In proud remembrance: Lt Douglas Marshall Rigby in the First World War

A few weeks ago, I promised to write more about Douglas Marshall Rigby, the talented amateur artist brought up in Buxton, whose artwork we have been delighted to display at the museum over recent months. My previous blog explored Douglas’ family life and growing up in Buxton where, at a remarkably young age, he produced many of his surviving sketches and watercolours. Now I want to talk about his life as a soldier, as we move towards remembrance Sunday and the close of our exhibition.

Douglas in uniform_1915
Douglas in uniform, 1915

The 1911 census records solicitor Marshall Rigby and his wife Grace still living at White Knowle, Buxton with their children. Honor (aged 22) has her occupation listed as gymnastics teacher and Douglas (19) as clerk to a iron merchant. Later that year the family moved from Buxton to the market town of Knutsford in Cheshire. When the First World War broke out in 1914, Douglas soon enlisted in the Cheshire Yeomanry, a cavalry brigade formed of men of every class from the county. Several months later he took a commission in the Cheshire Regiment, which would eventually take him to the front.

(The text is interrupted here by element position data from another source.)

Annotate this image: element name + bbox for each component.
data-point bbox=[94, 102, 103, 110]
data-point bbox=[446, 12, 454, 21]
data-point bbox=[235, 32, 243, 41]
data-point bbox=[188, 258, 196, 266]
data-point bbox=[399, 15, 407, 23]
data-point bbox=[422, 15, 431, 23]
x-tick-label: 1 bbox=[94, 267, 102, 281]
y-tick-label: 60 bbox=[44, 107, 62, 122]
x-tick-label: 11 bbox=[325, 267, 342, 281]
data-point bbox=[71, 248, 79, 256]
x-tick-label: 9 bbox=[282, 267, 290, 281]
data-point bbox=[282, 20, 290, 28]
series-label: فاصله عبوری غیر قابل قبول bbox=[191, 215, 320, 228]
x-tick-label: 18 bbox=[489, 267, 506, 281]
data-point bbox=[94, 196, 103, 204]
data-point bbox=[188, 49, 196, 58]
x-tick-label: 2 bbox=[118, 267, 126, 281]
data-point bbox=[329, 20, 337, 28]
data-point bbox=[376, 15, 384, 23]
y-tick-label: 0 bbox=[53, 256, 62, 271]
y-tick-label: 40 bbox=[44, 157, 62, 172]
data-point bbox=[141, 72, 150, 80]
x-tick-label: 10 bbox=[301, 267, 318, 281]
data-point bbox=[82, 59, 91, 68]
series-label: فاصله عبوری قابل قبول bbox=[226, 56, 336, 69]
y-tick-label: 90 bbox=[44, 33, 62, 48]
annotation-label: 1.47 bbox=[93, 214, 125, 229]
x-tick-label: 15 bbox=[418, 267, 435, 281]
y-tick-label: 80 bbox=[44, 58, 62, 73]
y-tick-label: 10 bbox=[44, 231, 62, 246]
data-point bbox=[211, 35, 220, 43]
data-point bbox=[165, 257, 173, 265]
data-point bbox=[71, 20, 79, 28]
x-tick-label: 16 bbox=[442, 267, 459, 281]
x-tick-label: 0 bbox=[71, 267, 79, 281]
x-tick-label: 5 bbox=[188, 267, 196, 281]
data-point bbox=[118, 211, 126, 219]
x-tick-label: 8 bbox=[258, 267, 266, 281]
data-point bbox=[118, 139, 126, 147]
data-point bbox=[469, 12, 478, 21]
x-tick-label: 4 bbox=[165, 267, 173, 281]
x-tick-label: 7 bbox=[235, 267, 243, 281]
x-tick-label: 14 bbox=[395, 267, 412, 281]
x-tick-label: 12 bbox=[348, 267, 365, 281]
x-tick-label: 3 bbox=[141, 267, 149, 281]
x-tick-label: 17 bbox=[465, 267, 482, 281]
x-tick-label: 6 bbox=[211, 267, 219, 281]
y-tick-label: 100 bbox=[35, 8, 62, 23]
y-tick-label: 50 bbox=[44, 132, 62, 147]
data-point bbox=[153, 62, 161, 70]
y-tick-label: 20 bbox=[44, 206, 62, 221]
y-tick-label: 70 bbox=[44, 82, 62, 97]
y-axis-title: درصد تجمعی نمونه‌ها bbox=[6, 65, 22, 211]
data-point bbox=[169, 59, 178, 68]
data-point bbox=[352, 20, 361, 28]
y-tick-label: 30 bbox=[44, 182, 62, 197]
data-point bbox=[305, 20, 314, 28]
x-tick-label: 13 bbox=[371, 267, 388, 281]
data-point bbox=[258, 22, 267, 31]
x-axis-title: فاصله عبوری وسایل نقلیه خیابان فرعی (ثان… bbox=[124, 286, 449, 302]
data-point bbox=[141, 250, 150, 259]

Like many young men of his age, Douglas had enlisted quickly and he was apparently frustrated by the subsequent delays that kept him from the front line. Once he had disembarked for France, in the summer of 1915 and a year into the war, his letters and postcards home reveal a cheery disposition and a fascination with the world around him that seems undiminished by the conflict. As a first lieutenant, he was responsible for the welfare, accommodation and entertainment of the men under his command, and his surviving correspondence is rich in observations of the landscape and an obvious concern for the comfort of his men.

Douglas with parents_1918
Douglas with his parents Grace and Marshall Rigby, Knutsford, 1918

Douglas was first wounded by debris from a mine explosion at Fricourt in June 1916. This ‘Blighty wound’ led to a short period of recuperation in Lincoln General Hospital, after which Douglas rejoined his regiment at Oswestry in Shropshire. Here Douglas was a Bombing Officer, training others to throw grenades into enemy trenches.  Very early into this role, a man dropped his missile on Douglas’s foot leading to 18 months of painful operations and physiotherapy. After this protracted and frustrating convalescence, Douglas returned to the front in August 1918, rejoining his regiment at Ypres in Belgium. Two weeks later, on 4 September 1918, he was shot dead by a sniper while leading his company in the advance which contributed to ending the war.

Military museum medals
Douglas’s medals, recently on display in Cheshire Military Museum

Douglas’s family received news of his death in a War Office telegram on 10th September, almost a week after the event. In the correspondence they received from those he had known and served with, Douglas was universally acclaimed as a splendid chap and a fine officer. His mother Grace wrote this dedication in her journal: “In glad thanksgiving for his life, in proud remembrance of his death.”

image00062
Rigby family items displayed in Chester Military Museum.

Thanks to the generosity and hard work of Douglas’s surviving family members, we have been privileged to share Douglas’s story and artistic output with our visitors this autumn. You can enjoy the display of Douglas’s artworks and a small selection of personal items during our normal opening hours, until Saturday 10 November 2018. A companion book and DVD produced by Douglas’s great nephew, Richard Elsner, are available for purchase from the museum shop. Additional artworks and other items kindly loaned by Douglas’s family can be seen at Knutsford Heritage Centre until 22 December.